The Problems with Singling It

Once again the defining word in my life is exhaustion. When the Irish Twins headed off to school today (earlier then usual per my request) I crumbled back onto my soft, inviting bed and entered non-existance.

Remewin is sick with the vomits, Albowin was awake ALL NIGHT LONG, and the Mischievite tried a 'cling to her and she won't notice I'm in the bed' tactic last night.

See, that's the problem with singling it. There is no break time, no time to regain your balance.
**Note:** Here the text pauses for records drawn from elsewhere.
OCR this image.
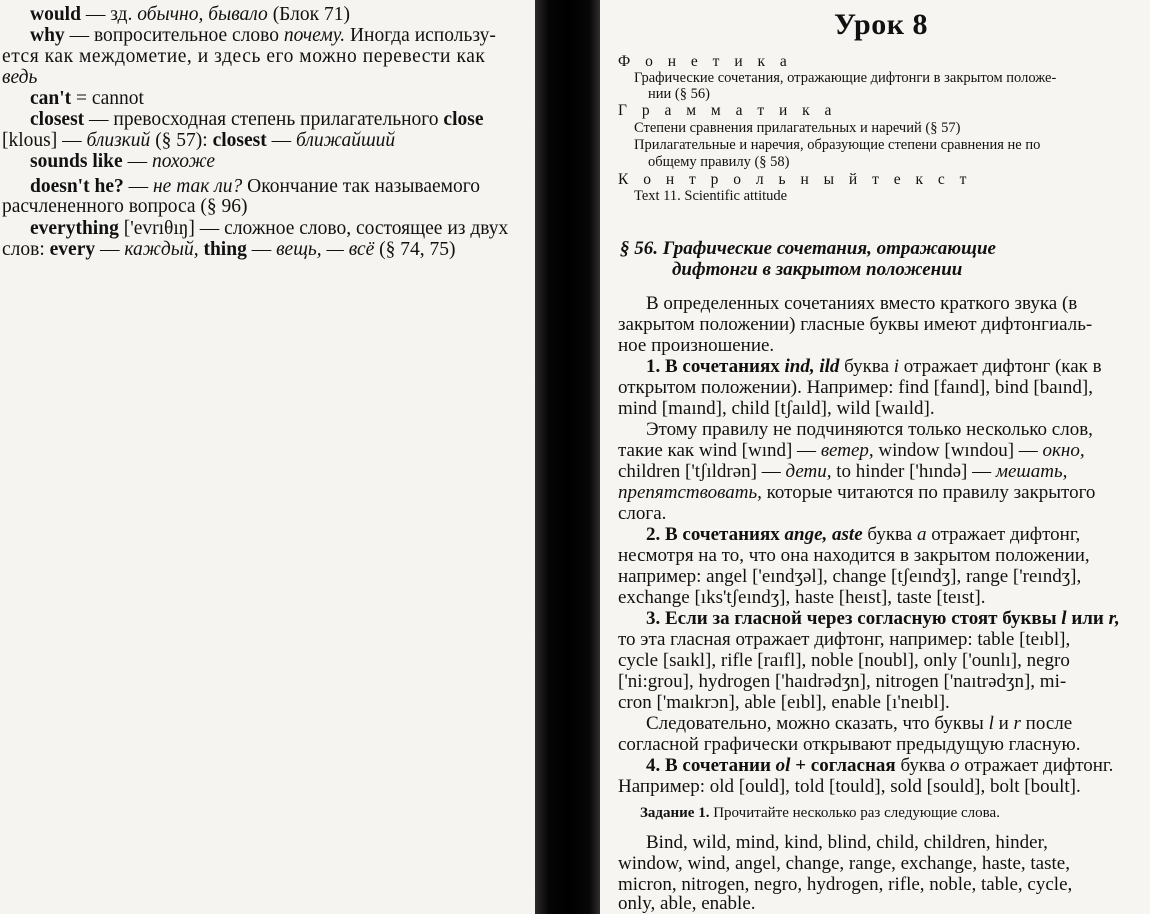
would — зд. обычно, бывало (Блок 71)
why — вопросительное слово почему. Иногда использу-
ется как междометие, и здесь его можно перевести как
ведь
can't = cannot
closest — превосходная степень прилагательного close
[klous] — близкий (§ 57): closest — ближайший
sounds like — похоже
doesn't he? — не так ли? Окончание так называемого
расчлененного вопроса (§ 96)
everything ['evrıθıŋ] — сложное слово, состоящее из двух
слов: every — каждый, thing — вещь, — всё (§ 74, 75)
Урок 8
Ф о н е т и к а
Графические сочетания, отражающие дифтонги в закрытом положе-
нии (§ 56)
Г р а м м а т и к а
Степени сравнения прилагательных и наречий (§ 57)
Прилагательные и наречия, образующие степени сравнения не по
общему правилу (§ 58)
К о н т р о л ь н ы й т е к с т
Text 11. Scientific attitude
§ 56. Графические сочетания, отражающие
дифтонги в закрытом положении
В определенных сочетаниях вместо краткого звука (в
закрытом положении) гласные буквы имеют дифтонгиаль-
ное произношение.
1. В сочетаниях ind, ild буква i отражает дифтонг (как в
открытом положении). Например: find [faınd], bind [baınd],
mind [maınd], child [tʃaıld], wild [waıld].
Этому правилу не подчиняются только несколько слов,
такие как wind [wınd] — ветер, window [wındou] — окно,
children ['tʃıldrən] — дети, to hinder ['hındə] — мешать,
препятствовать, которые читаются по правилу закрытого
слога.
2. В сочетаниях ange, aste буква a отражает дифтонг,
несмотря на то, что она находится в закрытом положении,
например: angel ['eındʒəl], change [tʃeındʒ], range ['reındʒ],
exchange [ıks'tʃeındʒ], haste [heıst], taste [teıst].
3. Если за гласной через согласную стоят буквы l или r,
то эта гласная отражает дифтонг, например: table [teıbl],
cycle [saıkl], rifle [raıfl], noble [noubl], only ['ounlı], negro
['ni:grou], hydrogen ['haıdrədʒn], nitrogen ['naıtrədʒn], mi-
cron ['maıkrɔn], able [eıbl], enable [ı'neıbl].
Следовательно, можно сказать, что буквы l и r после
согласной графически открывают предыдущую гласную.
4. В сочетании ol + согласная буква o отражает дифтонг.
Например: old [ould], told [tould], sold [sould], bolt [boult].
Задание 1. Прочитайте несколько раз следующие слова.
Bind, wild, mind, kind, blind, child, children, hinder,
window, wind, angel, change, range, exchange, haste, taste,
micron, nitrogen, negro, hydrogen, rifle, noble, table, cycle,
only, able, enable.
It's like one of those bad nightmares where you're trying to run as fast as you can but keep stumbling, even though you know that if you stop then bad things will happen.

Sometimes when things get really rough I find myself begging God not to make me go through it.

I'll make promises I can't keep.

"Please, if You just let this pass I promise I'll never ask for anything ever again." Yeah right.


"I swear I'll pray everyday if You just make this stomach flu go away." For at least a week.

I'll use threats I can't enforce.

"If You don't make this go away then I'm never going to church again." Until someone notices.

"If You can't do this, then maybe You don't exist." Except when I need You.

I'll even beg.

"Pleeeeaase! If you've ever loved me, don't make me deal with this."

Vicbowin has this friend at school whose mom is single (like completely single, not just soldier-single) and on Tuesday--after the 3 day weekend-- Vicbowin informed me that her friend had a bump on her forehead from where her mom threw a shoe at her.

My response to Vicbowin's indignant recitation was: "Poor woman."

Vicbowin was stunned by my taking sides with a mother who would throw things at her child, but all I could think about was how that poor lady had been stuck in her house with her children for 3 days without reprieve.

I completely understood and even though I've never thrown anything at my kids I'm sure that there are things that I do that would shock Vicbowin's little friend.

"You're mom locked you in the closet for how long?!"

It's nice to know that I'm not alone in my trial. That I'm not the only mother out there who hates the idea of having one more thing to deal with. Whether it's sickness, holidays, or simply a sassy attitude... every little thing adds up when you are alone until you start dreading going to bed at night or getting out of the shower because it just means you have to deal with things sooner.

So today I did what any guilty mother would do. I crawled into my bed and slept until obligation forced me to get out. Then I sat around in my pajamas (sans bra) until I had no other choice but to get dressed and go be a responsible parent again.

And to think I couldn't wait to grow up.

Note: I've actually never locked my kids in a closet... but I've locked myself in one!